Stewart argues that the barriers facing women film-makers increase as productions increase in scale and budget. “When cinema is at its most independent, there is a lot more equity both in terms of the roles you see in front of the camera and also who is calling the shots behind the scenes.” She points out that the balance of female to male directors in the festival’s short film competition is almost 50:50. But as the films become bigger in scale, the balance shifts: there are just three films directed by women in the gala section, two in official competition and three in first feature.

“There is definitely some kind of tipping point. But it is not easily definable – if it were we would have made better inroads in terms of addressing it.”

It is a similar story at other festivals: just 13% of competition films at last month’s Venice Film Festival were directed by women, while it was 26% at the Toronto International Film Festival, according to the Women In International Film Festivals website.

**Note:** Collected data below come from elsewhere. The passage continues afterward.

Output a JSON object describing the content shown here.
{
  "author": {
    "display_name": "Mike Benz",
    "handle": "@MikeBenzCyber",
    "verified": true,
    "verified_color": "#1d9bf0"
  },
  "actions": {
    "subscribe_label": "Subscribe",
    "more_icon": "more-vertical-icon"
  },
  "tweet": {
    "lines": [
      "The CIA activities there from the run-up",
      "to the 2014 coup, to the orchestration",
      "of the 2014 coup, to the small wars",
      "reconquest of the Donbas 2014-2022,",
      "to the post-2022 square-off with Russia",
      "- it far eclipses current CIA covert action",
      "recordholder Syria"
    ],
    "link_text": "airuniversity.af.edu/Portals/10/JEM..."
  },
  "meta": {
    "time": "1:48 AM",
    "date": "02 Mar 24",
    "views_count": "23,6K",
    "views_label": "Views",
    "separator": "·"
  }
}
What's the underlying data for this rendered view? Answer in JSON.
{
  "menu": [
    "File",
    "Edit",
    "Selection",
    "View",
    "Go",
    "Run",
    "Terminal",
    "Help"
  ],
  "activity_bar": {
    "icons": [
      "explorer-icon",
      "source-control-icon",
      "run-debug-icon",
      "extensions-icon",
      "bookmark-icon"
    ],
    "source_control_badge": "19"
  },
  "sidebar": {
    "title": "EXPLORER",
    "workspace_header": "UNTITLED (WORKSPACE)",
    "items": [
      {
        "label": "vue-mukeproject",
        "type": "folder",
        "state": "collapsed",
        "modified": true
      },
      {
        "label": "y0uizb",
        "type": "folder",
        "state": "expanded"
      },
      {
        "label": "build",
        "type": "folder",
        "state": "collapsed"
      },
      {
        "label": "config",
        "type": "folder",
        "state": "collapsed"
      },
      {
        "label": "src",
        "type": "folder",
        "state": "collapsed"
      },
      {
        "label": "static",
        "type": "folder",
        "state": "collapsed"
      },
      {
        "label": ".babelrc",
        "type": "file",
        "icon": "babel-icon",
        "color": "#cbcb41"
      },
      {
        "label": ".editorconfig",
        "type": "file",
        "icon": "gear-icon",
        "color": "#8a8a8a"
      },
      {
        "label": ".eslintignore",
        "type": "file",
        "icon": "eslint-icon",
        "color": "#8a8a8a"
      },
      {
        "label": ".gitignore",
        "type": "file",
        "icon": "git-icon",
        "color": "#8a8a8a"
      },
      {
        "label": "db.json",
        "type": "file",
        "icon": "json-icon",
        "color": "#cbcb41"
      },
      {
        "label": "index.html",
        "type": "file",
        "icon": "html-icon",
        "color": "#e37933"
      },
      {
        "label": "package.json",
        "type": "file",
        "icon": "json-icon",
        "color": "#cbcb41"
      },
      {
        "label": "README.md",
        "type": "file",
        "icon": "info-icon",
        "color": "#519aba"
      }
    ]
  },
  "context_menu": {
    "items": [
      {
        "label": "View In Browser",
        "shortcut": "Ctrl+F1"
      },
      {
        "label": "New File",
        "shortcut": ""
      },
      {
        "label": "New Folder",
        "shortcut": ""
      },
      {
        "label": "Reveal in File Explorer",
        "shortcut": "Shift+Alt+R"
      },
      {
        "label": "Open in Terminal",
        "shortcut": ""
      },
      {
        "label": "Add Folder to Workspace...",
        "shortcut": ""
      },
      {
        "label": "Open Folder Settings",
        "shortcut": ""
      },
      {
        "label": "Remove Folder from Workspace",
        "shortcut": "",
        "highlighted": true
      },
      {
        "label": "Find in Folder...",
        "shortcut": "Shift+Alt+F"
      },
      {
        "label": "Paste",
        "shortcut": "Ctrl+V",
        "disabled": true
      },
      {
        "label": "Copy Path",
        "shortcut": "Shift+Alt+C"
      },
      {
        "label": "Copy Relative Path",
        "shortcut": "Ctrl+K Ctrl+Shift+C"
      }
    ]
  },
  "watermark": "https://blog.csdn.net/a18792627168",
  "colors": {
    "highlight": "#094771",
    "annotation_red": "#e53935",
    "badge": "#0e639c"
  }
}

The TV industry fares little better than film. A landmark report published by Directors UK last year called for 30% of all original TV programmes to be directed by women, after publishing findings that showed women are particularly poorly represented in directing drama, comedy and entertainment programmes. Just 13% of dramas had a female director, and 8% of entertainment and comedy programmes.

The BFI London Film Festival runs 7-18 October

New talent on show at the LFF
Beyond the headline galas, there’s a wide range of up-and-coming filmmaking talent on show at the London Film Festival.

Festival director Clare Stewart describes director Chanya Button, behind road trip comedy Burn Burn Burn (pictured), as a “new comedic talent who came out of nowhere for us.”

Esther May Campbell’s Light Years plays in the First Feature competition, and is called a “really distinctive debut feature”. Stephen Fingleton’s The Survivalist is billed as “an impressive, powerful first feature.” Meanwhile, Andrew Steggall’s Departure, about a mother and son packing up a French country house, has a “really incredible sensibility.”